LED vs HMI ARRI Lighting, with Rubidium Wu

In this video, I take a look at the differences between the HMI and LED lights offered by ARRI. Each has advantages and disadvantages, as well as specific situations in which they work best.

 

Tungsten

While tungsten gives a beautiful light, its critical disadvantage has always been its color temperate – it just doesn't match daylight. Tungsten lamps also aren’t very efficient at converting electricity into light. They get very hot, which can be both dangerous and uncomfortable on set. In the 1960s, scientists tried to overcome these limitations by developing the Hydrargyrum medium-arc iodide lamp, or HMI for short (hydrargyrum is the old scientific name for mercury). HMI is much more efficient—four times moreso than tungsten—at turning electricity into light, so it needs less power for the equivalent output. HMIs run cooler and, most importantly, their color temperature matches daylight.

 

HMI

ARRI makes some awesome HMI lights, the most popular of which are their M-Series. These are PAR lights, or Parabolic Aluminized Reflectors, which means a bulb inside a semi-circular housing that directs the light forward to give a more total output. Unlike a Fresnel light that uses an adjustable magnifying lens to focus or diffuse the light, PAR lights focus and flood by moving the bulb in relation to the reflectors around them, so there is less light loss. You can go from 20° to 60° beam at the twist of a knob.

The ARRI M18 is the workhorse of the independent filmmaker. It plugs into the wall, requiring well under the typical 20 amps of current most household circuits are rated for, and generates a huge 6000 Kelvins of light: 1 million lux at 1m, though the safe work distance is 3m. This is the light to get if you need to double for the sun or light up a 10x10 scrim. You can bounce it off a 6x6 frame 20 feet from your subject and still have plenty of light to work with.

For its advantages, HMI still has some downsides. It takes time to get to full power and correct color – usually around five minutes depending on the life of the bulb. Because of the bulb's fragility when ignited, an HMI has to be turned off to be moved. This can result in long downtimes because you’ll need to turn off a light, move it, and then wait for it to power back up. Ten minutes doesn’t seem like long time, but on a film set it can be an eternity.

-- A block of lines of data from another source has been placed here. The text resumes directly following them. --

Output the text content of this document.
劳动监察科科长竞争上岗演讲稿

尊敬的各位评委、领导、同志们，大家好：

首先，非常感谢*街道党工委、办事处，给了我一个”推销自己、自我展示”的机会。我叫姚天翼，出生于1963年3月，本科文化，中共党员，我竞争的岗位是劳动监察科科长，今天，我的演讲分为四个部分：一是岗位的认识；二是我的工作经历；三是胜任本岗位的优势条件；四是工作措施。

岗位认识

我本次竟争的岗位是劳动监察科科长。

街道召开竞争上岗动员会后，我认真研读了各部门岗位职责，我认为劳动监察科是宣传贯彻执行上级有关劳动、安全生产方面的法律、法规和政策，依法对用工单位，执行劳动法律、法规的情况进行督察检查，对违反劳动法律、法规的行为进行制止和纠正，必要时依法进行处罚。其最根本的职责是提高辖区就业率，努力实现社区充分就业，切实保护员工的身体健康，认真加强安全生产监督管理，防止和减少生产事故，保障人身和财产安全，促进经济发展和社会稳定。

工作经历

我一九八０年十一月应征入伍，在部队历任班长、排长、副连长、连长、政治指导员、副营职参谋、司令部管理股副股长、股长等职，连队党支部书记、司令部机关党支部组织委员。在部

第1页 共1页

Despite being cooler than tungsten, larger HMIs still get pretty hot – too hot to touch in some cases. They also don’t dim as well, and if you want to adjust the level of light emitted, you’ll need to insert a scrim in front of the light, or add more diffusion. In short, HMIs need to be set up and moved by trained professionals. They aren’t a light that you can just put on a stand and start shooting with. The weight and level of power required to operate them can be dangerous if not managed properly.

LEDs

This is why over the last few years LEDs have come to the forefront. LEDs are so efficient at turning power into light that they don't get overly hot, which means they can be closer to talent and powered by house power and batteries. LEDs are also lighter, smaller and easier to get into overhead scenarios. Another bonus to LEDs is that they don’t have bulbs that can break or need to be replaced. They come up to full power immediately, and they can also be turned off and on again immediately – unlike HMIs that need time to power down before powering on again.

The most common LED fixture on film sets in the last 5 years has been the ARRI SkyPanel S60. You can practically put the SkyPanel on the talent's face and you aren’t going to burn them. The ARRI SkyPanels are RGB, which means they can be dialed to any color of the rainbow. They also have built-in effects like fire light, police car, and fireworks. And, they can be controlled remotely by ARRI's excellent app, Stellar. ARRI also makes an LED spotlight, the L7-C, which will give you a color controllable, hard-edge source. These aren’t the brightest lights, but if you need hard light in different colors, and close to talent, they are great.

 

Conclusion

You might be thinking, if LEDs are so good, why are HMIs still made and used? Well, they are the undisputed output kings. LEDs can’t match the brightness of HMIs, and for the foreseeable future, most DPs and Gaffers will continue to combine then. HMIs are great for recreating the sun, illuminating larger spaces, or where you need a hard, bright light source. They're also great to bounce or diffuse through large scrims. LEDs like the SkyPanel series, including the huge SkyPanel S360, give cool, color controllable, diffused light right where you want it. You can use LEDs where an HMI and diffusion aren’t practical, like rigged to a car, in a ceiling, off the grid with batteries, and any time you want a light close to talent.

So the answer is it just depends on your set's needs. I will say, if you’ve never shot with HMIs, I suggest you try them out to see their power in person – the output of these lights is breathtaking. A single M18 has more output at 10 feet than ten SkyPanel S60s, which is invaluable for daylight exteriors or anytime you are competing with the sun.